Works of... art (?) Software
Participating in the development of software is my day job, but since way before I was formally employed and to this day, I have also spent (too) much leisure time creating a lot of software and operating a handful of web services.
Much of the software I built is permissively licensed and, I believe, is sufficiently showcased in my GitHub and Tangled profiles. As for the rest, some of it is mentioned in posts on this website; others might only come up when you search for my name. Others even, were never mentioned online, despite reaching production status.
My list of projects is so long, and so full of things that are barely relevant these days, that enumerating feels like a daunting task. For example, throughout high school, I built a lot of software for semi-obscure calculators; years later, when I was already earning my bachelor’s, I built Clouttery and soon after, while working on my master’s degree, I developed an interest in the Lisbon Metro that led to a particular software-as-a-service. Those are all things you will discover by carefully searching the web… but you wouldn’t find out about my adventures in developing an internet-enabled curtain controller for my home, and I honestly don’t feel like writing much about it; I never opened its source to the public, and it is no longer relevant, in a world where Shelly does a much better job than my project ever did.
Allow me to go slightly meta for a second.

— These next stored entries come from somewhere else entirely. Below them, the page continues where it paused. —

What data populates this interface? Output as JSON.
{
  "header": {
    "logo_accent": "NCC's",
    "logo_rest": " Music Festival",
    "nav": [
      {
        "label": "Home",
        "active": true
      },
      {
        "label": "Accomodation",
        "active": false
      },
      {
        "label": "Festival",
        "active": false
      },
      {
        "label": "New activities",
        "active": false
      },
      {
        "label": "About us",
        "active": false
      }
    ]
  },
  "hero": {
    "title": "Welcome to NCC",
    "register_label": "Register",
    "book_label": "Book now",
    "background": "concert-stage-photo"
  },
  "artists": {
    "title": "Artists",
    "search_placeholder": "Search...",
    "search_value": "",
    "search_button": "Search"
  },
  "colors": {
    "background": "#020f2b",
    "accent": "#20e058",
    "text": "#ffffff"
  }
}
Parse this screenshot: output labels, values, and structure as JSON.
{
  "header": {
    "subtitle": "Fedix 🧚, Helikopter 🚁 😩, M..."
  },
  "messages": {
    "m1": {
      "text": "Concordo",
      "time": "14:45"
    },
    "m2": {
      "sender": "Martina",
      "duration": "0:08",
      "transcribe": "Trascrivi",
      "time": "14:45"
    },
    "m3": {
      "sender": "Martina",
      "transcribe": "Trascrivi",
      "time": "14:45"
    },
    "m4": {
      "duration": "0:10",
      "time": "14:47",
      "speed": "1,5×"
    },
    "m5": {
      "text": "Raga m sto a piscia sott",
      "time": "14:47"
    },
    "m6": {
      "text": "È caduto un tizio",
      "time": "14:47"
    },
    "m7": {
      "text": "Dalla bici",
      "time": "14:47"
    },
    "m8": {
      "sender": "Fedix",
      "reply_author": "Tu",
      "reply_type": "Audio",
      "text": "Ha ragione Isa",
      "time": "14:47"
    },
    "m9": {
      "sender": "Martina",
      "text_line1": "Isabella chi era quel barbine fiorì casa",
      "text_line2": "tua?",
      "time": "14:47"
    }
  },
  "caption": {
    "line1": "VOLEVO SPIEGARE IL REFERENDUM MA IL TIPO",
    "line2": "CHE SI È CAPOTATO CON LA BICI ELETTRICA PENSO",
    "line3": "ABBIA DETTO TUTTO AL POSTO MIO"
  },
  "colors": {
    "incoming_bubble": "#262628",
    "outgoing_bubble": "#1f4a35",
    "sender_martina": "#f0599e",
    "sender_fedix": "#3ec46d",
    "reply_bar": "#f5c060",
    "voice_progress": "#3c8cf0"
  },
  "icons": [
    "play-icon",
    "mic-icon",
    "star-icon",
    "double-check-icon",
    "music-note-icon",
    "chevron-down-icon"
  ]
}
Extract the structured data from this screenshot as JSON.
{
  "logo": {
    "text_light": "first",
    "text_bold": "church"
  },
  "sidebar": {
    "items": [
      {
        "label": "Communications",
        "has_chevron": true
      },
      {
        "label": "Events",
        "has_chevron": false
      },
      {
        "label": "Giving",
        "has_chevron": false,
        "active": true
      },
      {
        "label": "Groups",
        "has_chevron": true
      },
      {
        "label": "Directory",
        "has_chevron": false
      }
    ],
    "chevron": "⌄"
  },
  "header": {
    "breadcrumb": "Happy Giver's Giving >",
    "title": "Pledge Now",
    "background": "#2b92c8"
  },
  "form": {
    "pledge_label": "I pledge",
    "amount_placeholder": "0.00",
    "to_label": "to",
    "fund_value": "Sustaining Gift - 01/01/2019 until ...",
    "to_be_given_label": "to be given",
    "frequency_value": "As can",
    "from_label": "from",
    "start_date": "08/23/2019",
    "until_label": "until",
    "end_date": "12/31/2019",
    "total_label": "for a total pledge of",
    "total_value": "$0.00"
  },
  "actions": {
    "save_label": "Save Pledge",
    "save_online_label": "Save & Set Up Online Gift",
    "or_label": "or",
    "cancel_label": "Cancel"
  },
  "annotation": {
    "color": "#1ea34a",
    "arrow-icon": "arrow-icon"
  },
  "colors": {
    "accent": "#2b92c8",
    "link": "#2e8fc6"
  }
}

As Large Language Models evolve and so does the political and marketing discourse around them, I feel that software development is in a bit of a weird situation, where the activity/profession itself is changing as quickly and broadly as the many fields it once impressed its innovations on. Some might describe this situation as “tech” being a victim of itself, others would strongly disagree with the “victim” description. I suppose it depends on what you enjoy the most about software development, but I digress.
I am aware that software development evolved a lot over the decades, not just in the last few years. I am also aware that many other activities are feeling the power of LLMs in their daily workflows. Even then, I don’t think anyone in software development has ever felt that times are changing in the profession, as much as since the advent of code completion language models. It is a feeling that was once reserved for the fields that software was modernizing dramatically fast. Now, development (and cybersecurity, and…) is also dealing with extremely rapid technology-driven change, to the point where processes and approaches defined in the first quarter of a year might look a bit outdated by the last quarter.
I am not sure how good and relevant a list of non-AI-assisted personal projects will be in 5 or 10 years. Such a list is definitely still impressive today; hopefully, it would show that someone is able to hold their weight regardless of tooling. It should, hopefully, be a signal that someone’s a good candidate to bring some sense to the LLM-induced chaos, rein in quality issues, ask the right questions to the coding agents. However, I fear that in not too long, such an extensive portfolio predating “vibe coding,” will appear to be as relevant as someone’s accomplishments in DOS application development look today. That is, an indication of seniority, maybe a sign of great fitness for a very specific role, but little else, especially not in the way of adaptability to current tools and paradigms.
I strongly suspect that, within my lifetime, “hand-made software” (however that will end up being defined) will belong in the land of the creative arts, even more than it does today. I hope I’ll be able to find solace in my foresight to create a page for Software in the “works of art” section of my website, in the first half of 2026.